About three months ago, a boyish-looking, 40-year-old Harsh Chitale was roped in from Honeywell Process Solutions to replace founder-chairman Ajai Chowdhry . Chitale's mandate is to drive the company, whose forte has been hardware and distribution, harder into the software business.
Several old-timers are miffed. They had no clue a CEO hunt was on. There is also a feeling they have been overlooked. Just one member of the 10-member executive management team, all of whom are elder to Chitale, has been entrusted with one of the new assignments. Even for its two new businesses, security solutions and learning, HCL preferred outside talent.
HCL Infosystems staffers spoke about the tension within, but off the record. "The company is changing something that has not changed in the past 15 years. You need fresh blood, but that causes friction within," says an employee who has spent five years in HCL. Another senior employee says people are upset, but there have been no exits. "There's hostility in terms of accepting change and new people," he says. "It's not easy for managers who have spent decades at one place to suddenly look outside." This makes the new CEO's job more challenging.

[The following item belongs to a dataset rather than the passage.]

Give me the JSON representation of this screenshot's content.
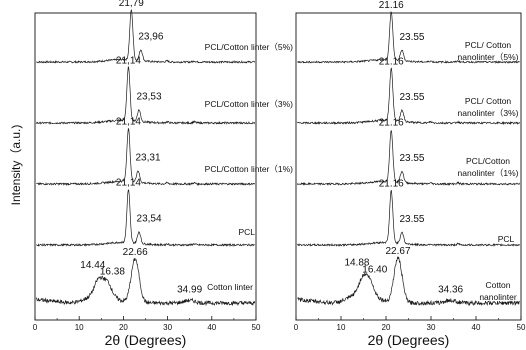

Chitale steps into a big pair of shoes. He is the third chief of HCL, after group founders Shiv Nadar and Chowdhry, who control 50.2% in the company. But here is the catch: the founder is not going anywhere. Not just yet.
Perhaps the most telling indicator is that the new CEO sits in an office next to Chowdhry's and still puts in the long hours. He does not even get to park his Honda Accord next to the founder's Bentley, which occupies prime space at the entrance. "It's an old school company that values authority and where positions matter," says a new recruit. At his first media interaction on October 21, Chowdhry fielded most queries, ranging from the shift to software services and plans. Chitale, calm and smiling, answered a few, but mostly nodded in approval.